This post provides some thoughts on how you can consider resilience within the context of your solution or application.
In my previous blog post, I kept banging on about the word "Context". Guess what; I am going to bring it up again! It is critical when designing a cloud service.
Q: Why is it that important?
A: Your solution is entirely dependent on another vendor. Therefore, you need to be clear about the purpose and requirements of your system, so that you can design it a way that functions as you expect, in the domain of the vendor's services.
Context is crucial. Remember your non-functional requirements.
How comfortable are you with your non-functional requirements? Could you explain them to me?
If your answer to the above is yes, good! However, let's slightly change the exam question.
How comfortable is your team with your non-functional requirements? Again, could your team explain them to me?
Again, this is slightly vague. Is "your team" just your direct reports?
Ok, third time lucky. How comfortable is your entire development team (Business Analysts, Developers across function teams, Testers across function teams, Project/Program Managers, Security Managers, etc.) with your functional requirements?
Could your whole team articulate the same functional requirements to me?
I know it sounds like I am teaching to suck eggs, but I i's a topic that has become evident since my involvement in this space. If I asked you to construct me a building and you did not have some form of plan, where would you start?
You are probably thinking that I am preaching about Waterfall right now, but that is not the case (Agile all the way!). The point I am making is that your entire team should be pointing in the same direction.
What are the SLAs that your solution should have? (Availability, Throughput, Duration of Transactions - These are all contextual!)
What are the data residency requirements of your solution?
What are the data residency requirements of your solution? Do you have some form of compliance constraints of which the team are unaware?
What is the usage profile of your solution, and what is the forecasted growth of usage?
There are many other areas that we could investigate around the softer requirements of the solution, but that gives you an initial flavour.
Once you have those answers, then begin considering the components that you use within your cloud solution. If you have a solution that has an SLA for 100% availability, there is likely going to be a problem if you pick a cloud component that has an SLA of 99.95%.
You have a few options;
Identify the risk to your project stakeholders, and highlight the difference in requirements.
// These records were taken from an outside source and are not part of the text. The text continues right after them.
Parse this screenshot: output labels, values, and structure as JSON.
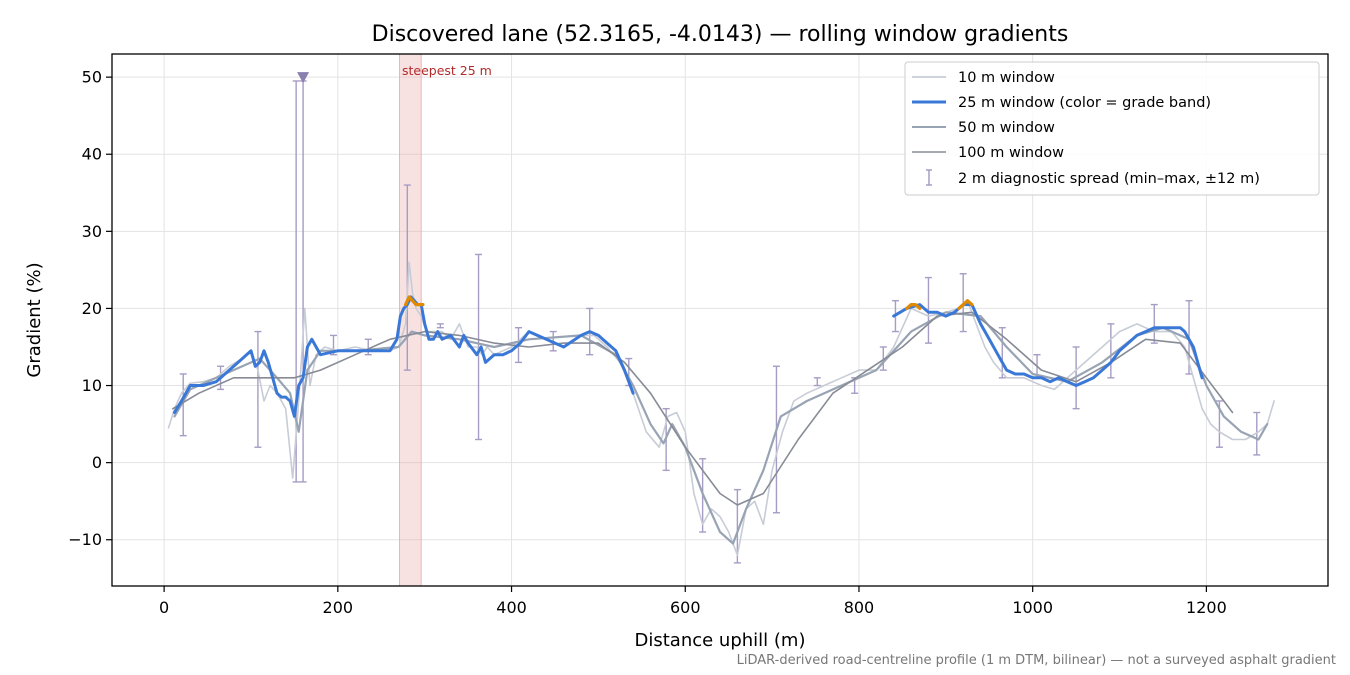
{
  "chart_data": {
    "type": "line",
    "title": "Discovered lane (52.3165, -4.0143) — rolling window gradients",
    "xlabel": "Distance uphill (m)",
    "ylabel": "Gradient (%)",
    "xlim": [
      -60,
      1340
    ],
    "ylim": [
      -16,
      53
    ],
    "xticks": [
      0,
      200,
      400,
      600,
      800,
      1000,
      1200
    ],
    "xtick_labels": [
      "0",
      "200",
      "400",
      "600",
      "800",
      "1000",
      "1200"
    ],
    "yticks": [
      -10,
      0,
      10,
      20,
      30,
      40,
      50
    ],
    "ytick_labels": [
      "−10",
      "0",
      "10",
      "20",
      "30",
      "40",
      "50"
    ],
    "grid": true,
    "legend_position": "top-right",
    "colors": {
      "w10": "#c7ccd6",
      "w25": "#3a78d8",
      "w25_steep": "#e08a00",
      "w50": "#98a3b3",
      "w100": "#878b96",
      "spread": "#a69cc4",
      "spread_marker": "#8a7fae",
      "steep_band": "#e8a8a8",
      "steep_label": "#b22a2a"
    },
    "series": [
      {
        "name": "10 m window",
        "x": [
          5,
          12,
          20,
          30,
          45,
          60,
          75,
          90,
          100,
          108,
          115,
          122,
          130,
          140,
          148,
          155,
          162,
          168,
          175,
          185,
          200,
          220,
          240,
          260,
          270,
          278,
          282,
          286,
          290,
          296,
          302,
          310,
          320,
          330,
          340,
          350,
          360,
          366,
          372,
          380,
          390,
          400,
          410,
          420,
          440,
          460,
          480,
          495,
          510,
          525,
          540,
          555,
          570,
          580,
          590,
          600,
          610,
          620,
          630,
          640,
          650,
          660,
          670,
          680,
          690,
          700,
          712,
          725,
          740,
          760,
          780,
          800,
          820,
          840,
          860,
          880,
          900,
          915,
          925,
          935,
          945,
          955,
          970,
          990,
          1010,
          1025,
          1040,
          1060,
          1080,
          1100,
          1120,
          1140,
          1160,
          1175,
          1185,
          1195,
          1205,
          1215,
          1230,
          1245,
          1260,
          1270,
          1278
        ],
        "y": [
          4.5,
          7,
          9,
          10.3,
          10.5,
          11,
          12.5,
          13.5,
          14.5,
          12,
          8,
          10,
          9,
          7,
          -2,
          8,
          20,
          10,
          14,
          15,
          14.5,
          15,
          14.5,
          14.5,
          15,
          18,
          26,
          22,
          20,
          19,
          17,
          17,
          17,
          16,
          18,
          15,
          15,
          14,
          15,
          14,
          14.5,
          15,
          16,
          17,
          16,
          15,
          16.5,
          16.5,
          15,
          13,
          9,
          4,
          2,
          6,
          6.5,
          4,
          -4,
          -8,
          -6,
          -7,
          -9,
          -12,
          -6,
          -5,
          -8,
          -1,
          4,
          8,
          9,
          10,
          11,
          12,
          12,
          15,
          20,
          19,
          19.5,
          20,
          21,
          18,
          15,
          13,
          11,
          11,
          10,
          9.5,
          11,
          13,
          15,
          17,
          18,
          17,
          17,
          15,
          11,
          7,
          5,
          4,
          3,
          3,
          4,
          5,
          8
        ]
      },
      {
        "name": "25 m window (color = grade band)",
        "x": [
          12,
          20,
          30,
          45,
          60,
          75,
          90,
          100,
          105,
          110,
          115,
          120,
          125,
          130,
          135,
          140,
          145,
          150,
          155,
          160,
          165,
          170,
          180,
          200,
          220,
          240,
          260,
          268,
          272,
          276,
          280,
          284,
          288,
          292,
          296,
          300,
          305,
          310,
          315,
          320,
          330,
          340,
          345,
          350,
          360,
          365,
          370,
          380,
          390,
          400,
          410,
          420,
          440,
          460,
          480,
          490,
          500,
          510,
          520,
          530,
          540
        ],
        "y": [
          6.5,
          8,
          10,
          10,
          10.5,
          12,
          13.5,
          14.5,
          12.5,
          13,
          14.5,
          13,
          11,
          9,
          8.5,
          8.5,
          8,
          6,
          10,
          11,
          15,
          16,
          14,
          14.5,
          14.5,
          14.5,
          14.5,
          16,
          19,
          20,
          20.5,
          21.5,
          21,
          20.5,
          20.5,
          18,
          16,
          16,
          17,
          16,
          16.5,
          15,
          16.5,
          15.5,
          14,
          15,
          13,
          14,
          14,
          14.5,
          15.5,
          17,
          16,
          15,
          16.5,
          17,
          16.5,
          15.5,
          14.5,
          12,
          9
        ]
      },
      {
        "name": "25 m window (steep segments)",
        "x": [
          278,
          282,
          286,
          290,
          294,
          298
        ],
        "y": [
          20.5,
          21.5,
          21,
          20.5,
          20.5,
          20.5
        ]
      },
      {
        "name": "25 m window (continued)",
        "x": [
          840,
          855,
          870,
          880,
          890,
          900,
          910,
          920,
          930,
          940,
          950,
          960,
          970,
          980,
          990,
          1000,
          1010,
          1020,
          1030,
          1040,
          1050,
          1060,
          1070,
          1080,
          1090,
          1100,
          1110,
          1120,
          1130,
          1140,
          1150,
          1160,
          1170,
          1175,
          1180,
          1185,
          1190,
          1195
        ],
        "y": [
          19,
          20,
          20.5,
          19.5,
          19.5,
          19,
          19.5,
          20.5,
          20.5,
          18,
          16,
          14,
          12,
          11.5,
          11.5,
          11,
          11,
          10.5,
          11,
          10.5,
          10,
          10.5,
          11,
          12,
          13,
          14.5,
          15.5,
          16.5,
          17,
          17.5,
          17.5,
          17.5,
          17.5,
          17,
          16,
          15,
          13,
          11
        ]
      },
      {
        "name": "25 m window (steep segments)",
        "x": [
          855,
          860,
          865,
          870
        ],
        "y": [
          20,
          20.5,
          20.5,
          20
        ]
      },
      {
        "name": "25 m window (steep segments)",
        "x": [
          915,
          920,
          925,
          930
        ],
        "y": [
          20,
          20.5,
          21,
          20.5
        ]
      },
      {
        "name": "50 m window",
        "x": [
          12,
          30,
          60,
          90,
          110,
          130,
          145,
          155,
          165,
          180,
          220,
          270,
          285,
          300,
          340,
          380,
          420,
          480,
          520,
          540,
          560,
          575,
          585,
          600,
          620,
          640,
          655,
          670,
          690,
          710,
          740,
          780,
          820,
          860,
          900,
          940,
          970,
          1000,
          1040,
          1080,
          1120,
          1150,
          1180,
          1200,
          1220,
          1240,
          1260,
          1270
        ],
        "y": [
          6,
          9.5,
          11,
          12.5,
          13.5,
          11,
          9,
          4,
          12,
          14.5,
          14.5,
          15,
          17,
          16.5,
          16,
          15,
          16,
          16.5,
          14,
          10,
          5,
          2.5,
          5,
          2,
          -4,
          -9,
          -10.5,
          -6,
          -1,
          6,
          8,
          10,
          12,
          17,
          19.5,
          19,
          15,
          11.5,
          10.5,
          13,
          16.5,
          17.5,
          16,
          10,
          6,
          4,
          3,
          5
        ]
      },
      {
        "name": "100 m window",
        "x": [
          10,
          40,
          80,
          110,
          150,
          180,
          220,
          260,
          300,
          340,
          380,
          420,
          460,
          500,
          530,
          560,
          600,
          640,
          660,
          690,
          730,
          770,
          810,
          850,
          890,
          930,
          970,
          1010,
          1050,
          1090,
          1130,
          1170,
          1200,
          1230
        ],
        "y": [
          7,
          9,
          11,
          11,
          11,
          12,
          14,
          16,
          17,
          16.5,
          15.5,
          15,
          15.5,
          15.5,
          13,
          9,
          2,
          -4,
          -5.5,
          -4,
          3,
          9,
          12,
          15,
          19,
          19.5,
          16,
          12,
          10.5,
          13,
          16,
          15.5,
          11,
          6.5
        ]
      }
    ],
    "error_bars": {
      "name": "2 m diagnostic spread (min–max, ±12 m)",
      "x": [
        22,
        65,
        108,
        152,
        160,
        195,
        235,
        280,
        318,
        362,
        408,
        448,
        490,
        535,
        578,
        620,
        660,
        705,
        752,
        795,
        828,
        842,
        880,
        920,
        965,
        1005,
        1050,
        1090,
        1140,
        1180,
        1215,
        1258
      ],
      "lo": [
        3.5,
        9.5,
        2,
        -2.5,
        -2.5,
        14,
        14,
        12,
        17.5,
        3,
        13,
        14.5,
        14,
        10,
        -1,
        -9,
        -13,
        -6.5,
        10,
        9,
        12,
        17,
        15.5,
        17,
        11,
        11,
        7,
        11,
        15.5,
        11.5,
        2,
        1
      ],
      "hi": [
        11.5,
        12.5,
        17,
        49.5,
        49.5,
        16.5,
        16,
        36,
        18,
        27,
        17.5,
        17,
        20,
        13.5,
        7,
        0.5,
        -3.5,
        12.5,
        11,
        11,
        15,
        21,
        24,
        24.5,
        17.5,
        14,
        15,
        18,
        20.5,
        21,
        8,
        6.5
      ],
      "clipped_marker_x": 160,
      "clipped_marker_y": 50
    },
    "highlight": {
      "label": "steepest 25 m",
      "x_start": 271,
      "x_end": 296
    },
    "legend": [
      "10 m window",
      "25 m window (color = grade band)",
      "50 m window",
      "100 m window",
      "2 m diagnostic spread (min–max, ±12 m)"
    ],
    "footnote": "LiDAR-derived road-centreline profile (1 m DTM, bilinear) — not a surveyed asphalt gradient"
  }
}
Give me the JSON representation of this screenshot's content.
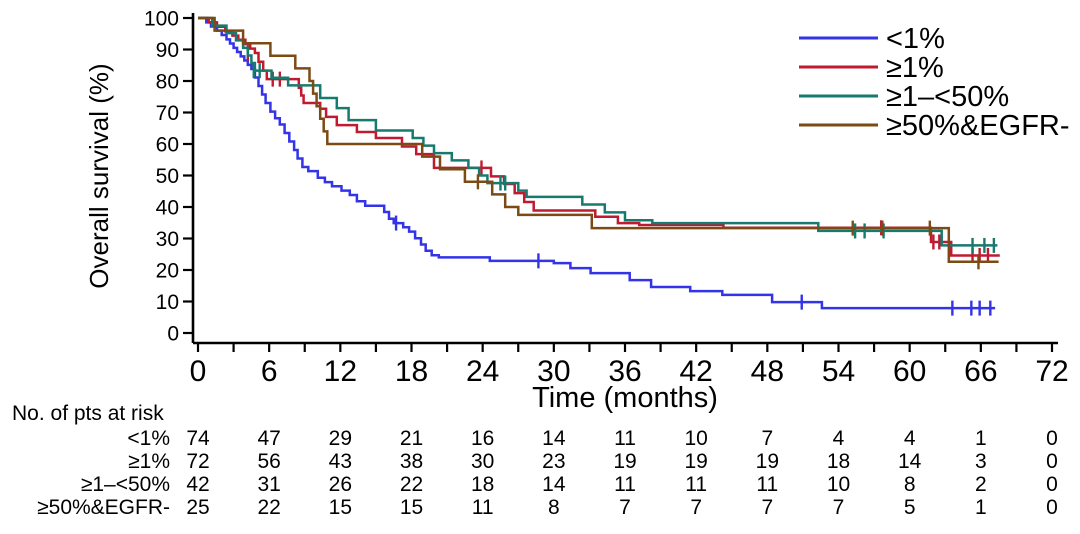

You could then challenge whether the 100% SLA is required.
Again, identify the risk to your project stakeholders, and highlight the difference in requirements. They may decide to run at risk. If so, this must be captured in some form of sign-off.
Alternatively, this SLA could be required. If so, then you should consider this when architecting the solution and design a Highly Available system that helps align to this requirement. However, it adds extra complexity. We can come back to this point in a separate blog post.
Once we have our requirements and a candidate architecture, we can head to our second stage.
Analyse the dependencies across your solution; cloud, on-premises and third party.
By this stage, you would have some form of architecture diagram, or a strong understanding of how your solution ties together.
Walk through that solution diagram, and component by component review:
Whether that component hits your non-functional requirements
Whether that component requires some form of geographical redundancy (This is quite complex, and would likely be performed at the solution level, e.g. a blue/green deployment. What would happen if a region of your cloud provider went down, due to a natural disaster, a poor network link, etc.? Are you protected against that?)
What would happen if that particular component degrades or entirely fails? Play through the scenario, to see how this would affect your entire solution (i.e. Determine how tightly coupled the solution is and whether it can degrade gracefully).
The above points are very cloud-focused. What would happen if there are on-premises components (e.g. Databases or Identity systems), or third party services (For example, payments handlers) used as a pivotal part of your solution?
Ask yourself the question again, what would happen if that on-premises component, or third party services degrades, or worse, entirely fails?
This scenario is the very reason that I mentioned context. Context is incredibly important, as some of these decisions may not be necessary for a system that does not require such high levels of availability. However, for business critical solutions, this extra complexity may be needed.
It is up to you to determine the acceptable risk versus complexity. If this is deemed necessary, then there are many well-documented patterns and practices.
For a broader list of patterns and practices, take a look at the Azure Guidance page maintained by the Patterns & Practices team. You can also contribute to that page by using GitHub, so well worth a look!
Resilience is just one area to think about when building a solution in the cloud. In future blog posts, we can explore additional areas of consideration.